Object Oriented Queries Over Software Systems

ACM SIGPLAN 2007 Workshop on Partial Evaluation and Program Manipulation

Invited Talk by Oege de Moor

Joint work with Elnar Hajiyev, and Mathieu Verbaere

Abstract

Code queries are useful for enforcing coding conventions, navigating a large code base, and for identifying locations to refactor. The program understanding community has long advocated the use of a relational database to facilitate such code queries, but relational queries over code have not found widespread use.

We argue this is due to a lack of scalability (it takes too long to evaluate queries), and a lack of a modern query language with all the tool support that entails (writing code queries in SQL can take many pages). In this talk we demonstrate a new system that goes some way towards alleviating both problems.

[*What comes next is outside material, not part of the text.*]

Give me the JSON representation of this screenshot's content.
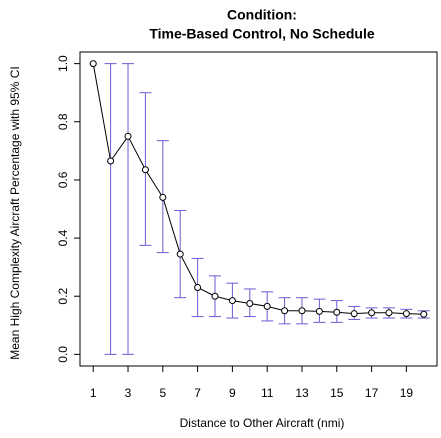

First, we demonstrate IQL, an object-oriented query language. It allows the concise expression of complex queries; due to its object-oriented features, it is easy to extend and modify existing queries. Another benefit of object-orientation is that it gives natural tool support, for instance for auto-completion.

The semantics of IQL is defined by translation to Datalog. Datalog is a logic programming language like Prolog, but it lacks data structures. As a consequence, all queries in Datalog are guaranteed to terminate, and they have a very simple semantics, enabling aggressive optimisations.

While Datalog has been extensively studied in the theoretical database community, it lacks a proper type system. We introduce a type system with subtyping to account for the class hierarchy of IQL. Type inference is achieved via an abstract interpretation that maps each relation between runtime values to a relation between binding sites.

We implement Datalog itself via a compiler to procedural SQL; a configuration file allows us one target different relational database systems as the backend. The compiler performs many optimisations, ranging from straightforward constant propagation to a form of the well-known `magic sets' transformation. It also performs type specialisation, based on the abstract interpretation in the type inference algorithm.